- The Washington Times - Monday, February 2, 2004

LONDON — The United States and various European countries are seeking to interrogate the founder of Ansar al-Islam, the terrorist group suspected in Sunday’s suicide attacks on two Kurdish political parties in northern Iraq.

Washington also is believed to be seeking the extradition of Mullah Krekar, who is being held in Norway.

The founder of the Kurdish exile whose group — believed to be linked to al Qaeda — appeared in court in Oslo yesterday, where his detention was extended for another four weeks.

The mullah was arrested after Attorney General John Ashcroft urged during a visit in August that Norway revoke his asylum status and allow U.S. officials access to him.

Mr. Ashcroft called Ansar al-Islam a “very dangerous group” and said the organization continued to maintain terrorist training camps in northern Iraq despite being routed during the war.

The personal secretary of Jalil Talabani, leader of the Patriotic Union of Kurdistan, said from Irbil by telephone yesterday that he believes Ansar al-Islam was behind Sunday’s attacks.

Suicide bombers struck simultaneously at the headquarters of the two official parties during the celebration of an Islamic festival, the Eid of the Sacrifice. They killed at least 67 persons, including senior Kurdish leaders and commanders.

“Our intelligence is that the actual killers were probably Ansar, but the great efficiency, and the simultaneous explosions, indicates the planning and preparation was al Qaeda itself,” said Araz Talabani, the leader’s nephew.

The PUK is one of two main Kurdish political organizations.

Under U.S., Italian and German pressure, Norwegian authorities arrested Krekar at his Oslo apartment on Jan. 2.

Since claiming asylum in 1991, the mullah had used Oslo as a base for frequent forays to northern Iraq while officially a political refugee from that country.

Just before the war, he was seen there rallying his fighters and supporters with calls for martyrdom in the battle against the infidel.

Italian police have interviewed him over suspected attempts to recruit suicide bombers and Islamic resistance fighters in Milan. No charges have been brought.

German authorities last year claimed Ansar al-Islam was planning a suicide attack on a U.S. military hospital in Hamburg in December. After a CIA tip-off, authorities temporarily shut down the hospital.

In a recent television linkup from Oslo with the Al Jazeera satellite network, Krekar boasted about a suicide bombing that killed some Kurds and an Australian free-lance cameraman in Kurdish territory during last year’s war.

The mullah says he no longer heads Ansar al-Islam, but he offered no correction when Al Jazeera described him as the head of the movement.

The Washington Times reported on Dec. 31 that Ansar al-Islam had obtained 169 suicide jackets that were made by Saddam Hussein’s security services but which fell into the hands of arms dealers after the war.

Such jackets are believed to have been used for the first time in Sunday’s attacks in Irbil.
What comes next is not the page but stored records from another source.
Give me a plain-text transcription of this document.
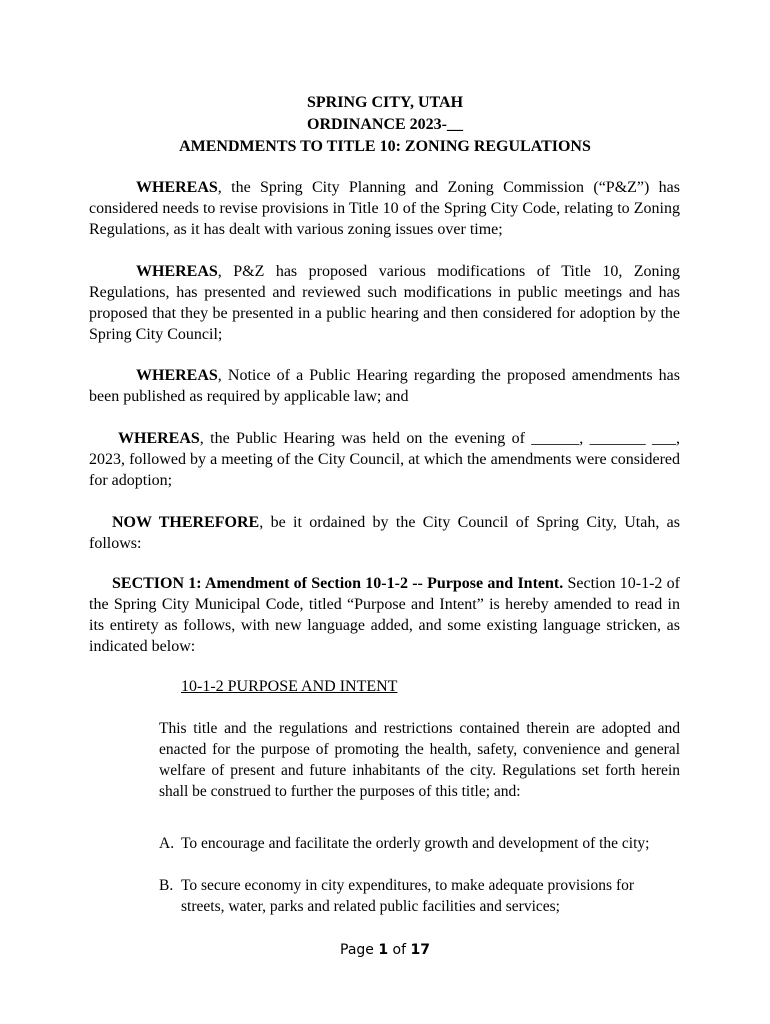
SPRING CITY, UTAH
ORDINANCE 2023-__
AMENDMENTS TO TITLE 10: ZONING REGULATIONS
WHEREAS, the Spring City Planning and Zoning Commission (“P&Z”) has considered needs to revise provisions in Title 10 of the Spring City Code, relating to Zoning Regulations, as it has dealt with various zoning issues over time;
WHEREAS, P&Z has proposed various modifications of Title 10, Zoning Regulations, has presented and reviewed such modifications in public meetings and has proposed that they be presented in a public hearing and then considered for adoption by the Spring City Council;
WHEREAS, Notice of a Public Hearing regarding the proposed amendments has been published as required by applicable law; and
WHEREAS, the Public Hearing was held on the evening of ______, _______ ___, 2023, followed by a meeting of the City Council, at which the amendments were considered for adoption;
NOW THEREFORE, be it ordained by the City Council of Spring City, Utah, as follows:
SECTION 1: Amendment of Section 10-1-2 -- Purpose and Intent. Section 10-1-2 of the Spring City Municipal Code, titled “Purpose and Intent” is hereby amended to read in its entirety as follows, with new language added, and some existing language stricken, as indicated below:
10-1-2 PURPOSE AND INTENT
This title and the regulations and restrictions contained therein are adopted and enacted for the purpose of promoting the health, safety, convenience and general welfare of present and future inhabitants of the city. Regulations set forth herein shall be construed to further the purposes of this title; and:
A. To encourage and facilitate the orderly growth and development of the city;
B. To secure economy in city expenditures, to make adequate provisions for streets, water, parks and related public facilities and services;
Page 1 of 17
Krekar’s Norwegian attorney Brynjar Meling said the charges faced by the cleric were based on information provided by the CIA about conversations in which he participated.

The CIA interpreted the Internet discussions in which his client had taken part as nothing more than “theological, political analysis about jihad,” the lawyer said.

He said the CIA believed Krekar was using the Internet to “order suicide bomb attacks in the last months of 2003.”